GEMINI.md & Configuration

In M01 you learned how to give Gemini context with @-mentions. That's great for one-off questions. But what about things that are always true about your project? GEMINI.md is how you encode that permanent context.

What GEMINI.md Does

Analogy First

Every new employee at a company gets an onboarding document: here's what we build, here's our tech stack, here's the coding style we use, here's what you should never do in production. Without it, they'd spend their first month asking basic questions and making avoidable mistakes. The pain is that this knowledge exists but isn't written down — so it only transfers in conversations. GEMINI.md is that onboarding document for Gemini CLI. Write it once, and every session starts with Gemini already knowing your project at the level of a developer who read the onboarding guide.

Technical Definition

GEMINI.md is a Markdown file that Gemini CLI automatically reads at the start of every session when it exists in the current working directory (or any parent directory up to the home directory). It is not a config file with a fixed schema — it is free-form Markdown that you write in natural language. Gemini treats its contents as system-level context: facts about the project, rules for how to respond, and instructions that override default behavior.

Loading order: Gemini CLI finds the nearest GEMINI.md by walking up from the current directory.

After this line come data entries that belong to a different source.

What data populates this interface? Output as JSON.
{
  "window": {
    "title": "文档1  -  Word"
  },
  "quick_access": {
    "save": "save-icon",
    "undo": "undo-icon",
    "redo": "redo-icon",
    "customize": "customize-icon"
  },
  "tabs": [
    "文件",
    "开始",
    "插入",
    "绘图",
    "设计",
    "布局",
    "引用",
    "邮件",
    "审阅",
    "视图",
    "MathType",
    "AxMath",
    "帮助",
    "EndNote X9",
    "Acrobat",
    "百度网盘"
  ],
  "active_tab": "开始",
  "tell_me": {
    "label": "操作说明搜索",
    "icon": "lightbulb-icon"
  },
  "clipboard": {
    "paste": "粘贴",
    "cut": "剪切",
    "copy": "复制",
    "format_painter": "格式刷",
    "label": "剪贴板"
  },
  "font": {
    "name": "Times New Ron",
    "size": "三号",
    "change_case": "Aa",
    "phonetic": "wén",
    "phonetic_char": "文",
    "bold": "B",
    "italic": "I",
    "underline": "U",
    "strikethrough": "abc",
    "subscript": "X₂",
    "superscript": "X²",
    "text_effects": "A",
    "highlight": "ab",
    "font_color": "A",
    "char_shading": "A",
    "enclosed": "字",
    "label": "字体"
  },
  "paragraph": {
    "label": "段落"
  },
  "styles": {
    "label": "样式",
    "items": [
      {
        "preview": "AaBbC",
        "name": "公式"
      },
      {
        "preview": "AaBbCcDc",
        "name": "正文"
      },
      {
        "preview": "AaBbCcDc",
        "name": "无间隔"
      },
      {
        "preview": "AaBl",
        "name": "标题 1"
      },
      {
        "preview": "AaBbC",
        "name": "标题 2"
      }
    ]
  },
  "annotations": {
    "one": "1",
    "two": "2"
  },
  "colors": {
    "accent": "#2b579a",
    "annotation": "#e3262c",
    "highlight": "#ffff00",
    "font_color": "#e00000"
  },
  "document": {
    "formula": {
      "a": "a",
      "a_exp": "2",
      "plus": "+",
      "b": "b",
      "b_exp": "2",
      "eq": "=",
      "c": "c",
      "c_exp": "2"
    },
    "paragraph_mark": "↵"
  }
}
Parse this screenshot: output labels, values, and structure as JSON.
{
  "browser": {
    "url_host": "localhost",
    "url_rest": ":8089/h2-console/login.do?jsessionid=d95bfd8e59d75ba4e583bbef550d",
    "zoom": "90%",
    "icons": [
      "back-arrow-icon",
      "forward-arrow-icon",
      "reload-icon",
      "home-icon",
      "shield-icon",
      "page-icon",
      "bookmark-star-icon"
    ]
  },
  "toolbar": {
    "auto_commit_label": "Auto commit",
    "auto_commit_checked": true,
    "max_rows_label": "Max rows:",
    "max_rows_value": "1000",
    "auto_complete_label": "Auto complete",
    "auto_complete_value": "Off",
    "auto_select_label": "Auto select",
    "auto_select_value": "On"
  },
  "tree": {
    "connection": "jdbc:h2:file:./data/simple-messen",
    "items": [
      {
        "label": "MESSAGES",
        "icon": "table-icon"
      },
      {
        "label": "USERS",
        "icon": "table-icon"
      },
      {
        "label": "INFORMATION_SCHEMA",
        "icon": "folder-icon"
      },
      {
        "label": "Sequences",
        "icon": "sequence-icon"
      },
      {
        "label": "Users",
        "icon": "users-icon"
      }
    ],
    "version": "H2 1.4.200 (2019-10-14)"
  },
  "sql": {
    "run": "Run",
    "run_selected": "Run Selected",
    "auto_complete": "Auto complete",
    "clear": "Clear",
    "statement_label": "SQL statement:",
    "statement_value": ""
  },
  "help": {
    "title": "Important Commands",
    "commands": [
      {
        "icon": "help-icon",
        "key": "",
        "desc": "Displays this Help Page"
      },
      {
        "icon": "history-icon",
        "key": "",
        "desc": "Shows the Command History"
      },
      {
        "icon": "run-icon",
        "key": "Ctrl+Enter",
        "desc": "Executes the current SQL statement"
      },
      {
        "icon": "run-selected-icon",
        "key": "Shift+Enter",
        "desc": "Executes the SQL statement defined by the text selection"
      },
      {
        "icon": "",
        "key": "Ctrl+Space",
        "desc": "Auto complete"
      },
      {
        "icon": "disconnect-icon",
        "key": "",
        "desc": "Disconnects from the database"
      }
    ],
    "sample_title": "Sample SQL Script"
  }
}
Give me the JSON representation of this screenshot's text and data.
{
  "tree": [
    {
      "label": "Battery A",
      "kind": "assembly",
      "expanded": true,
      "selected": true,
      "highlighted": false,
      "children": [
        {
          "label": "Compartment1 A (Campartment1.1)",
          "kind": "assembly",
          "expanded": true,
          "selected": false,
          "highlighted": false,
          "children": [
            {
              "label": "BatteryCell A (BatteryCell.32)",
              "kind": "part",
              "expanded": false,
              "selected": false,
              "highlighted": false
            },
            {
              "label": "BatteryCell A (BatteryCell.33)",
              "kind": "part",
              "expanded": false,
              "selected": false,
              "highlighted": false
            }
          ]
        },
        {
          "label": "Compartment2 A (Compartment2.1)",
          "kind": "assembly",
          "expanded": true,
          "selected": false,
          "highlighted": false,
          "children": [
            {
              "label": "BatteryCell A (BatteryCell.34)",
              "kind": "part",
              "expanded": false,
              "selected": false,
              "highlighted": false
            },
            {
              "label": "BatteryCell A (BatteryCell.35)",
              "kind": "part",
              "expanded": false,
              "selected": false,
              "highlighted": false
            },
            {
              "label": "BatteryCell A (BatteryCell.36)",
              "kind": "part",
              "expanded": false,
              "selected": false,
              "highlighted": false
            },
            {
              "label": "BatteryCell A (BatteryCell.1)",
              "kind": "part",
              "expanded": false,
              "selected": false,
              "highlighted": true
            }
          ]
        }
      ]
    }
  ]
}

If you have ~/GEMINI.md and ~/projects/taskflow/GEMINI.md, and you're in the taskflow directory, Gemini loads both — the project file takes precedence where there are conflicts.

Gemini CLI — session startup
PS>cd sample-project\taskflow
PS>gemini
✦ Found GEMINI.md in current directory
✦ Loading project context... (1,247 tokens)
✓ Context loaded: TaskFlow API — FastAPI + SQLite
✦ Gemini 2.5 FlashReady. I know about TaskFlow — ask me anything.
>What are the valid priority values for a task?
Based on the GEMINI.md context: low, medium, or high (stored as strings).
The default in models.py is "medium".
Press ▶ to see GEMINI.md auto-loading
What Just Happened?

Gemini CLI found GEMINI.md in the current directory, read it, and was able to answer "what are the valid priority values?" without any @-mention — because that information was in the context file. This is the key insight: GEMINI.md is always-on context that you write once and never repeat.

Reading the TaskFlow GEMINI.md

TaskFlow already has a GEMINI.md at sample-project/taskflow/GEMINI.md. Let's walk through every section and understand why it's written the way it is.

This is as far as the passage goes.